我々は、ゲノムワイド865,353DNAメチル化と49,386転写因子との相互作用を解析して、アルツハイマー病神経画像イニシアチブデータセットにGIDSを適用した。
- 参考スコア(独自算出の注目度): 3.4167911937490665
- License: http://creativecommons.org/licenses/by/4.0/
- Abstract: Modeling interactions among multimodal, high-dimensional data is intrinsically challenging due to ultra-high dimensionality and complex dependence structure with high level noise. Screening methods are effective for reducing dimensionality, but most existing approaches shrink only the predictor space while retaining all outcomes. In cross-modal analyses, different outcomes often select different predictor subsets, so the union remains large and the response dimension is unchanged, limiting the practical benefit of screening. This gives rise to heavy computational burdens and poor interpretability. To address these limitations, we propose a new screening framework, Graph Independence Dual Screening (GIDS), which simultaneously reduces the dimensionality of response variables and predictors. We design computationally efficient algorithms that facilitate downstream selection procedures, improving accuracy and scalability, and establish supporting theoretical results. Extensive simulation studies demonstrate that GIDS outperforms existing methods that screen only predictors. To illustrate its utility, we applied GIDS to the Alzheimer's Disease Neuroimaging Initiative (ADNI) dataset, analyzing interactions between genome-wide 865,353 DNA methylation and 49,386 transcriptomic variables. GIDS reduced the feature space to approximately 9,000 CpGs and 2,000 transcripts, uncovering blockwise interaction structures: clusters of CpG sites and gene transcripts with strong associations. These findings not only improve computational tractability but also yield interpretable biological insights, highlighting coordinated regulatory mechanisms underlying Alzheimer's disease.

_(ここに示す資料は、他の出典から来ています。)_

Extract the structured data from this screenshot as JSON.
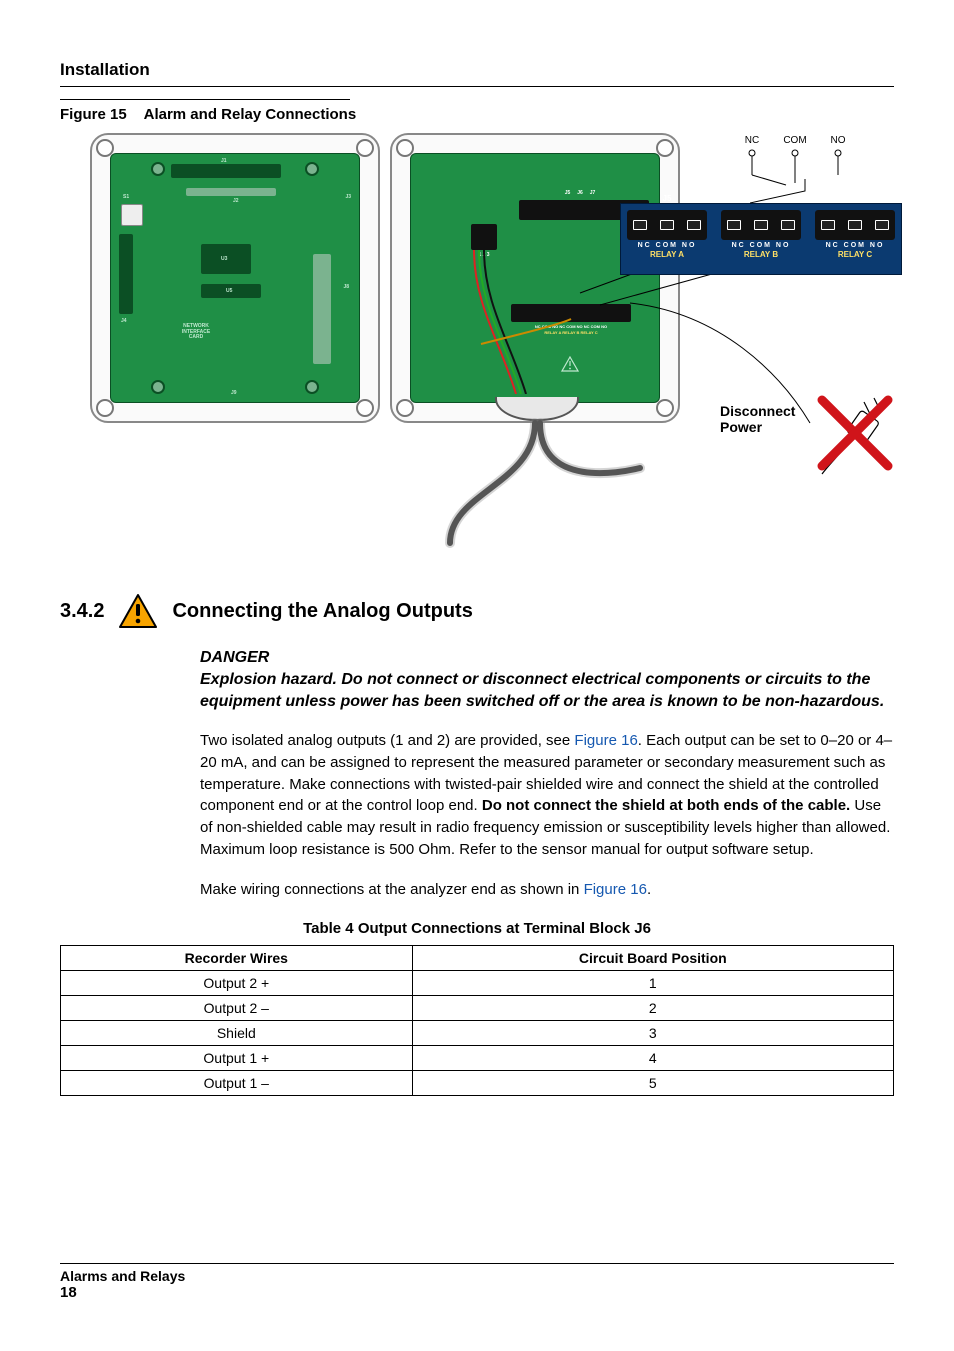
{
  "header": {
    "section": "Installation"
  },
  "figure": {
    "number": "Figure 15",
    "title": "Alarm and Relay Connections",
    "terminal_labels": [
      "NC",
      "COM",
      "NO"
    ],
    "relay_header_pins": "NC   COM   NO",
    "relays": [
      {
        "j": "J5",
        "name": "RELAY A"
      },
      {
        "j": "J6",
        "name": "RELAY B"
      },
      {
        "j": "J7",
        "name": "RELAY C"
      }
    ],
    "disconnect_line1": "Disconnect",
    "disconnect_line2": "Power",
    "pcb_left": {
      "j1": "J1",
      "j2": "J2",
      "j3": "J3",
      "j4": "J4",
      "j8": "J8",
      "j9": "J9",
      "s1": "S1",
      "u3": "U3",
      "u5": "U5",
      "nic_l1": "NETWORK",
      "nic_l2": "INTERFACE",
      "nic_l3": "CARD"
    },
    "pcb_right": {
      "mini_relays_l1": "NC COM NO  NC COM NO  NC COM NO",
      "mini_relays_l2": "RELAY A     RELAY B     RELAY C",
      "conn_num": "1 2 3"
    }
  },
  "subsection": {
    "number": "3.4.2",
    "title": "Connecting the Analog Outputs"
  },
  "danger": {
    "label": "DANGER",
    "text": "Explosion hazard. Do not connect or disconnect electrical components or circuits to the equipment unless power has been switched off or the area is known to be non-hazardous."
  },
  "paragraphs": {
    "p1a": "Two isolated analog outputs (1 and 2) are provided, see ",
    "p1_link": "Figure 16",
    "p1b": ". Each output can be set to 0–20 or 4–20 mA, and can be assigned to represent the measured parameter or secondary measurement such as temperature. Make connections with twisted-pair shielded wire and connect the shield at the controlled component end or at the control loop end. ",
    "p1_bold": "Do not connect the shield at both ends of the cable.",
    "p1c": " Use of non-shielded cable may result in radio frequency emission or susceptibility levels higher than allowed. Maximum loop resistance is 500 Ohm. Refer to the sensor manual for output software setup.",
    "p2a": "Make wiring connections at the analyzer end as shown in ",
    "p2_link": "Figure 16",
    "p2b": "."
  },
  "table": {
    "caption": "Table 4 Output Connections at Terminal Block J6",
    "headers": [
      "Recorder Wires",
      "Circuit Board Position"
    ],
    "rows": [
      [
        "Output 2 +",
        "1"
      ],
      [
        "Output 2 –",
        "2"
      ],
      [
        "Shield",
        "3"
      ],
      [
        "Output 1 +",
        "4"
      ],
      [
        "Output 1 –",
        "5"
      ]
    ]
  },
  "footer": {
    "line1": "Alarms and Relays",
    "page": "18"
  },
  "chart_data": {
    "type": "table",
    "title": "Table 4 Output Connections at Terminal Block J6",
    "columns": [
      "Recorder Wires",
      "Circuit Board Position"
    ],
    "rows": [
      {
        "Recorder Wires": "Output 2 +",
        "Circuit Board Position": 1
      },
      {
        "Recorder Wires": "Output 2 –",
        "Circuit Board Position": 2
      },
      {
        "Recorder Wires": "Shield",
        "Circuit Board Position": 3
      },
      {
        "Recorder Wires": "Output 1 +",
        "Circuit Board Position": 4
      },
      {
        "Recorder Wires": "Output 1 –",
        "Circuit Board Position": 5
      }
    ]
  }
}
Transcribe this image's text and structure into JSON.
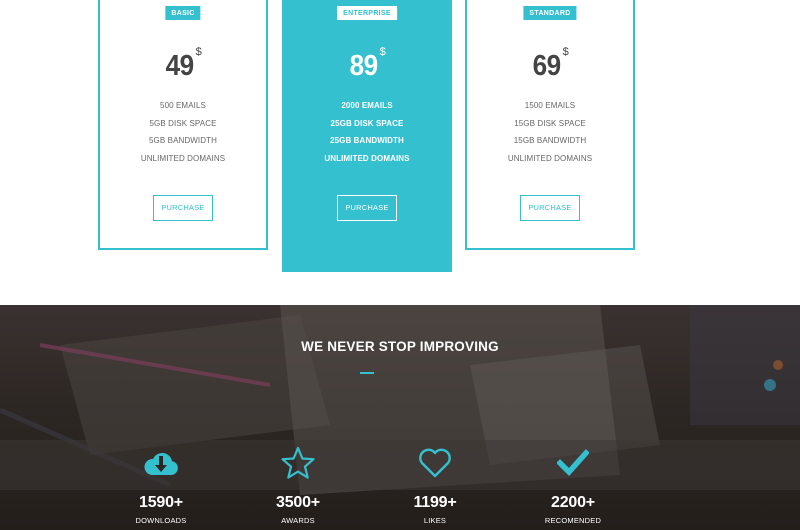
{
  "pricing": {
    "plans": [
      {
        "badge": "BASIC",
        "price": "49",
        "currency": "$",
        "features": [
          "500 EMAILS",
          "5GB DISK SPACE",
          "5GB BANDWIDTH",
          "UNLIMITED DOMAINS"
        ],
        "button": "PURCHASE"
      },
      {
        "badge": "ENTERPRISE",
        "price": "89",
        "currency": "$",
        "features": [
          "2000 EMAILS",
          "25GB DISK SPACE",
          "25GB BANDWIDTH",
          "UNLIMITED DOMAINS"
        ],
        "button": "PURCHASE"
      },
      {
        "badge": "STANDARD",
        "price": "69",
        "currency": "$",
        "features": [
          "1500 EMAILS",
          "15GB DISK SPACE",
          "15GB BANDWIDTH",
          "UNLIMITED DOMAINS"
        ],
        "button": "PURCHASE"
      }
    ]
  },
  "stats": {
    "title": "WE NEVER STOP IMPROVING",
    "items": [
      {
        "icon": "cloud-download-icon",
        "value": "1590+",
        "label": "DOWNLOADS"
      },
      {
        "icon": "star-icon",
        "value": "3500+",
        "label": "AWARDS"
      },
      {
        "icon": "heart-icon",
        "value": "1199+",
        "label": "LIKES"
      },
      {
        "icon": "check-icon",
        "value": "2200+",
        "label": "RECOMENDED"
      }
    ]
  },
  "colors": {
    "accent": "#35c0d0",
    "dark_bg": "#2d2724",
    "text_muted": "#666666"
  }
}
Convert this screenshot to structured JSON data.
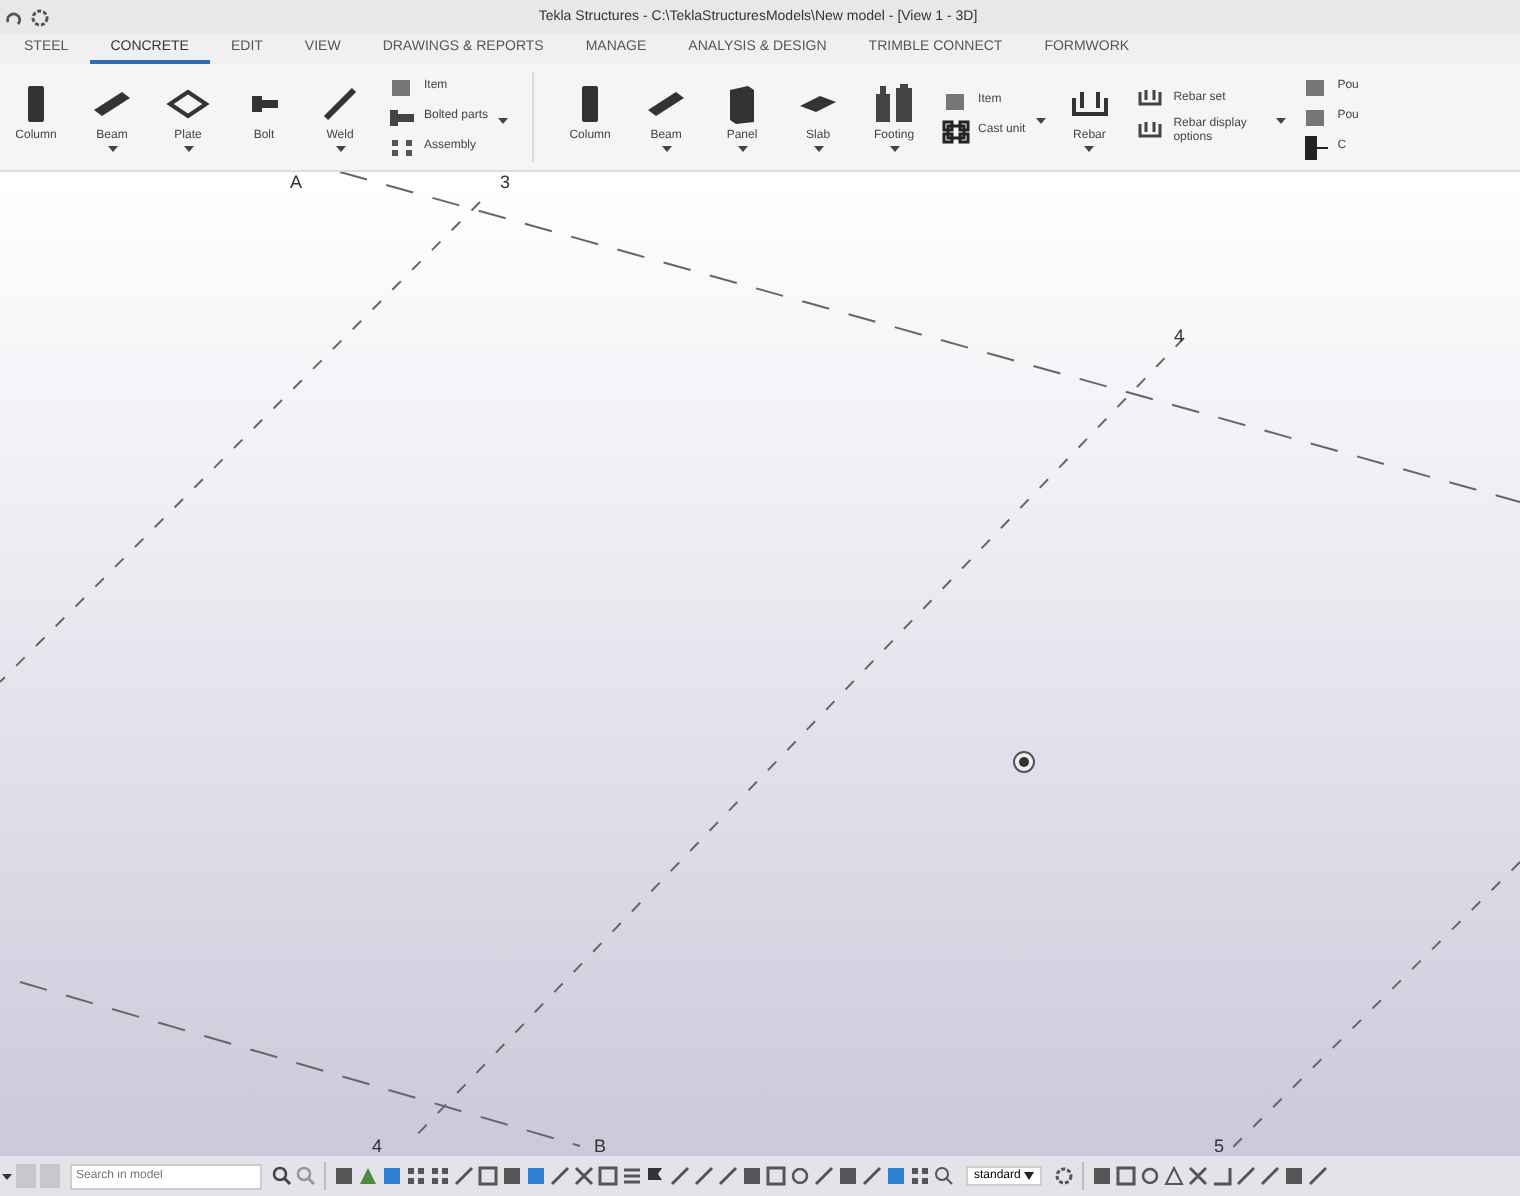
{
  "window": {
    "title": "Tekla Structures - C:\\TeklaStructuresModels\\New model - [View 1 - 3D]"
  },
  "tabs": [
    {
      "label": "STEEL",
      "selected": false
    },
    {
      "label": "CONCRETE",
      "selected": true
    },
    {
      "label": "EDIT",
      "selected": false
    },
    {
      "label": "VIEW",
      "selected": false
    },
    {
      "label": "DRAWINGS & REPORTS",
      "selected": false
    },
    {
      "label": "MANAGE",
      "selected": false
    },
    {
      "label": "ANALYSIS & DESIGN",
      "selected": false
    },
    {
      "label": "TRIMBLE CONNECT",
      "selected": false
    },
    {
      "label": "FORMWORK",
      "selected": false
    }
  ],
  "ribbon_groups": [
    {
      "items": [
        {
          "kind": "column",
          "label": "Column",
          "has_menu": false
        },
        {
          "kind": "beam",
          "label": "Beam",
          "has_menu": true
        },
        {
          "kind": "plate",
          "label": "Plate",
          "has_menu": true
        },
        {
          "kind": "bolt",
          "label": "Bolt",
          "has_menu": false
        },
        {
          "kind": "weld",
          "label": "Weld",
          "has_menu": true
        },
        {
          "kind": "stack",
          "entries": [
            {
              "kind": "item",
              "label": "Item"
            },
            {
              "kind": "bolted",
              "label": "Bolted parts"
            },
            {
              "kind": "assembly",
              "label": "Assembly"
            }
          ],
          "has_menu": true
        }
      ]
    },
    {
      "items": [
        {
          "kind": "column",
          "label": "Column",
          "has_menu": false
        },
        {
          "kind": "beam",
          "label": "Beam",
          "has_menu": true
        },
        {
          "kind": "panel",
          "label": "Panel",
          "has_menu": true
        },
        {
          "kind": "slab",
          "label": "Slab",
          "has_menu": true
        },
        {
          "kind": "footing",
          "label": "Footing",
          "has_menu": true
        },
        {
          "kind": "stack",
          "entries": [
            {
              "kind": "item",
              "label": "Item"
            },
            {
              "kind": "castunit",
              "label": "Cast unit"
            }
          ],
          "has_menu": true
        },
        {
          "kind": "rebar",
          "label": "Rebar",
          "has_menu": true
        },
        {
          "kind": "stack",
          "entries": [
            {
              "kind": "rebarset",
              "label": "Rebar set"
            },
            {
              "kind": "rebardisplay",
              "label": "Rebar display options"
            }
          ],
          "has_menu": true
        },
        {
          "kind": "stack",
          "entries": [
            {
              "kind": "pour",
              "label": "Pou"
            },
            {
              "kind": "pour",
              "label": "Pou"
            },
            {
              "kind": "cut",
              "label": "C"
            }
          ],
          "has_menu": false
        }
      ]
    }
  ],
  "grid_labels": [
    {
      "label": "A"
    },
    {
      "label": "3"
    },
    {
      "label": "4"
    },
    {
      "label": "4"
    },
    {
      "label": "B"
    },
    {
      "label": "5"
    }
  ],
  "bottom_bar": {
    "search": {
      "placeholder": "Search in model"
    },
    "view_filter": {
      "value": "standard"
    }
  }
}
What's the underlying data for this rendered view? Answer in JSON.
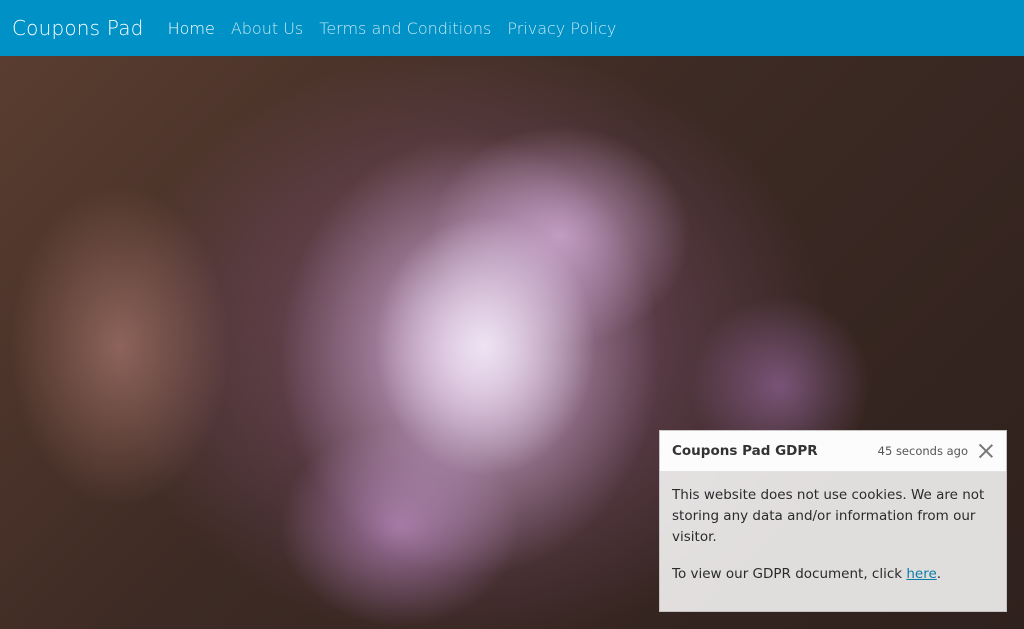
{
  "navbar": {
    "brand": "Coupons Pad",
    "links": [
      {
        "label": "Home",
        "active": true
      },
      {
        "label": "About Us"
      },
      {
        "label": "Terms and Conditions"
      },
      {
        "label": "Privacy Policy"
      }
    ],
    "color": "#0092c6"
  },
  "toast": {
    "title": "Coupons Pad GDPR",
    "time": "45 seconds ago",
    "close_icon": "close-icon",
    "message": "This website does not use cookies. We are not storing any data and/or information from our visitor.",
    "gdpr_prefix": "To view our GDPR document, click ",
    "gdpr_link": "here",
    "gdpr_suffix": "."
  }
}
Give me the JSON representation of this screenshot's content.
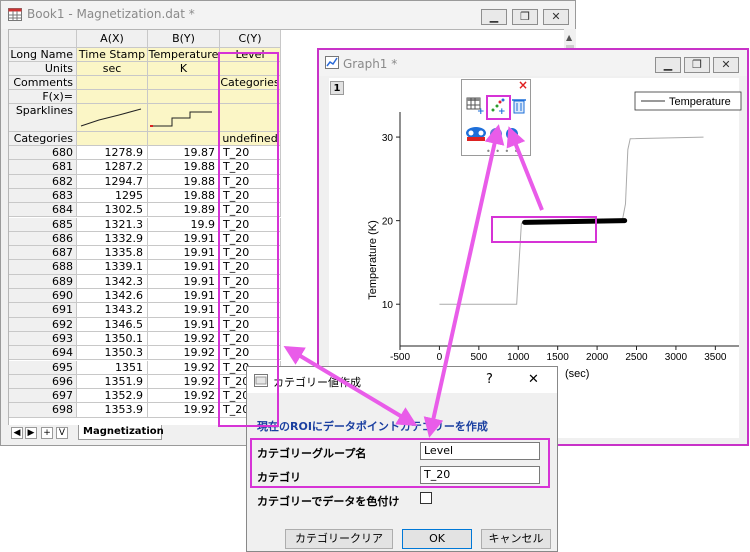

- Abstract(参考訳): マルチモーダル・高次元データ間の相互作用のモデル化は、超高次元と高レベルノイズを伴う複素依存構造のために本質的に困難である。
スクリーニング手法は次元の減少に有効であるが、既存のアプローチのほとんどは、全ての結果を維持しながら予測空間のみを縮小する。
クロスモーダル解析では、異なる結果がしばしば異なる予測部分集合を選択するので、結合は大きいままであり、応答次元は変化せず、スクリーニングの実用的利益を制限している。
これにより計算負荷が大きくなり、解釈容易性が低下する。
これらの制約に対処するため,新しいスクリーニングフレームワークであるグラフ独立デュアルスクリーニング(GIDS)を提案し,応答変数と予測器の次元性を同時に低減する。
我々は、下流の選択手順を容易にし、精度とスケーラビリティを向上し、理論的結果を支援する計算効率の良いアルゴリズムを設計する。
大規模なシミュレーション研究により、GIDSは予測器のみをスクリーニングする既存の手法よりも優れていることが示された。
その有用性を説明するために、我々は、ゲノムワイド865,353DNAメチル化と49,386転写因子との相互作用を解析する、アルツハイマー病神経画像イニシアチブ(ADNI)データセットにGIDSを適用した。
GIDSは特徴空間を約9000個のCpGと2,000個の転写産物に減らし、CpG部位のクラスターと強い関連を持つ遺伝子転写産物のブロックワイド相互作用構造を発見した。
これらの知見は、計算的トラクタビリティの向上だけでなく、解釈可能な生物学的洞察をもたらし、アルツハイマー病の根底にある調節機構の協調を強調した。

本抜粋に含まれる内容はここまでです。